Scores Aggregated By Phase

Note that the standard deviation is frequently double the actual value, much like in the totally general case. Adding it to the plot here results in bands that wash out all variation between forecasters (which you can see by un-commenting the geom_ribbon line).

Scores Aggregated By Forecast Date

Scores Aggregated By Ahead

Scores Aggregated By State

These give population normalized WIS for each state and forecaster. Since there seems to be a nonlinear effect of population on the target variable, we include color giving population on a log scale.

pr is unsurprisingly quite high for most forecasters.

scored_geo <- flu_scores %>%
  group_by(forecaster, geo_value) %>%
  left_join(state_census, by = join_by(geo_value == abbr)) %>%
  summarize(
    mean_wis = round(Mean(wis), 2),
    pop_norm_wis = round(Mean(wis *1e5/pop), 2),
    geomean_wis = round(GeoMean(wis), 2),
    mean_ae = round(Mean(ae_median), 2),
    geomean_ae = round(GeoMean(ae_median), 2),
    mean_interval_coverage_90 = round(Mean(interval_coverage_90), 2),
  ) %>%
  left_join(state_census, by = join_by(geo_value == abbr)) %>%
  left_join(flu_max, by = "geo_value") %>%
  ungroup()
pop_score_order <- flu_score_summary %>% arrange(pop_norm_wis) %>% pull(id)
geo_plot <-
  scored_geo %>%
  mutate(forecaster = factor(forecaster, levels = pop_score_order)) %>%
  ggplot(aes(x = geo_value, y = pop_norm_wis, fill = pop)) +
  geom_col() +
  facet_wrap(~forecaster) +
  scale_y_continuous(breaks = scales::pretty_breaks(n=10), labels = scales::comma) +
  scale_fill_viridis_c(transform="log") +
  theme_bw() +
  theme(axis.text.x = element_text(angle = 90, vjust = 0.0, hjust = 0.75))

ggplotly(geo_plot)

Score Histograms

The standard deviation is far too large to actually include it in any of the previous graphs and tables. It is routinely larger than the mean WIS. To try to represent this, in this tab we have the histogram of the WIS, split by phase and forecaster. Color below represents population, with darker blue corresponding to low geo_value population, and yellow representing high population (this is viridis). Even after normalizing by population, there is a large variation in scale for the scores.

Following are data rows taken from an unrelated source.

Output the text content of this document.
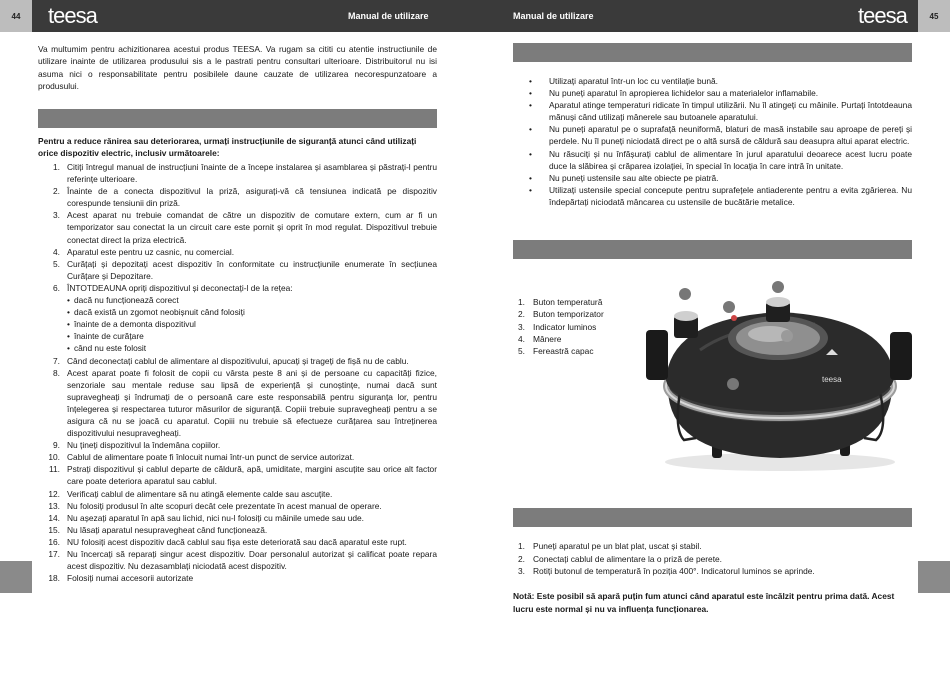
44	teesa	Manual de utilizare	Manual de utilizare	teesa	45

Va multumim pentru achizitionarea acestui produs TEESA. Va rugam sa cititi cu atentie instructiunile de utilizare inainte de utilizarea produsului sis a le pastrati pentru consultari ulterioare. Distribuitorul nu isi asuma nici o responsabilitate pentru posibilele daune cauzate de utilizarea necorespunzatoare a produsului.

Pentru a reduce rănirea sau deteriorarea, urmați instrucțiunile de siguranță atunci când utilizați orice dispozitiv electric, inclusiv următoarele:

1. Citiți întregul manual de instrucțiuni înainte de a începe instalarea și asamblarea și păstrați-l pentru referințe ulterioare.
2. Înainte de a conecta dispozitivul la priză, asigurați-vă că tensiunea indicată pe dispozitiv corespunde tensiunii din priză.
3. Acest aparat nu trebuie comandat de către un dispozitiv de comutare extern, cum ar fi un temporizator sau conectat la un circuit care este pornit și oprit în mod regulat. Dispozitivul trebuie conectat direct la priza electrică.
4. Aparatul este pentru uz casnic, nu comercial.
5. Curățați și depozitați acest dispozitiv în conformitate cu instrucțiunile enumerate în secțiunea Curățare și Depozitare.
6. ÎNTOTDEAUNA opriți dispozitivul și deconectați-l de la rețea:
• dacă nu funcționează corect
• dacă există un zgomot neobișnuit când folosiți
• înainte de a demonta dispozitivul
• înainte de curățare
• când nu este folosit
7. Când deconectați cablul de alimentare al dispozitivului, apucați și trageți de fișă nu de cablu.
8. Acest aparat poate fi folosit de copii cu vârsta peste 8 ani și de persoane cu capacități fizice, senzoriale sau mentale reduse sau lipsă de experiență și cunoștințe, numai dacă sunt supravegheați și îndrumați de o persoană care este responsabilă pentru siguranța lor, pentru înțelegerea și respectarea tuturor măsurilor de siguranță. Copiii trebuie supravegheați pentru a se asigura că nu se joacă cu aparatul. Copiii nu trebuie să efectueze curățarea sau întreținerea dispozitivului nesupravegheați.
9. Nu țineți dispozitivul la îndemâna copiilor.
10. Cablul de alimentare poate fi înlocuit numai într-un punct de service autorizat.
11. Pstrați dispozitivul și cablul departe de căldură, apă, umiditate, margini ascuțite sau orice alt factor care poate deteriora aparatul sau cablul.
12. Verificați cablul de alimentare să nu atingă elemente calde sau ascuțite.
13. Nu folosiți produsul în alte scopuri decât cele prezentate în acest manual de operare.
14. Nu așezați aparatul în apă sau lichid, nici nu-l folosiți cu mâinile umede sau ude.
15. Nu lăsați aparatul nesupravegheat când funcționează.
16. NU folosiți acest dispozitiv dacă cablul sau fișa este deteriorată sau dacă aparatul este rupt.
17. Nu încercați să reparați singur acest dispozitiv. Doar personalul autorizat și calificat poate repara acest dispozitiv. Nu dezasamblați niciodată acest dispozitiv.
18. Folosiți numai accesorii autorizate
•	Utilizați aparatul într-un loc cu ventilație bună.
•	Nu puneți aparatul în apropierea lichidelor sau a materialelor inflamabile.
•	Aparatul atinge temperaturi ridicate în timpul utilizării. Nu îl atingeți cu mâinile. Purtați întotdeauna mănuși când utilizați mânerele sau butoanele aparatului.
•	Nu puneți aparatul pe o suprafață neuniformă, blaturi de masă instabile sau aproape de pereți și perdele. Nu îl puneți niciodată direct pe o altă sursă de căldură sau deasupra altui aparat electric.
•	Nu răsuciți și nu înfășurați cablul de alimentare în jurul aparatului deoarece acest lucru poate duce la slăbirea și crăparea izolației, în special în locația în care intră în unitate.
•	Nu puneți ustensile sau alte obiecte pe piatră.
•	Utilizați ustensile special concepute pentru suprafețele antiaderente pentru a evita zgârierea. Nu îndepărtați niciodată mâncarea cu ustensile de bucătărie metalice.
1. Buton temperatură
2. Buton temporizator
3. Indicator luminos
4. Mânere
5. Fereastră capac
teesa
1. Puneți aparatul pe un blat plat, uscat și stabil.
2. Conectați cablul de alimentare la o priză de perete.
3. Rotiți butonul de temperatură în poziția 400°. Indicatorul luminos se aprinde.

Notă: Este posibil să apară puțin fum atunci când aparatul este încălzit pentru prima dată. Acest lucru este normal și nu va influența funcționarea.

The forecasters are arranged according to mean WIS. Concentration towards the left corresponds to a better score; for example, peak is frequently a flatter distribution, which means most models are doing worse than they were during the increasing period. During the peak, very few forecasters actually have any results in the smallest bin; this implies that basically no forecasters were appreciably correct around the peak.

In the peak and decreasing phases, the linear model simultaneously has a longer tail and a high degree of concentration otherwise, which implies it is both generally right, but catastrophically wrong when it’s off.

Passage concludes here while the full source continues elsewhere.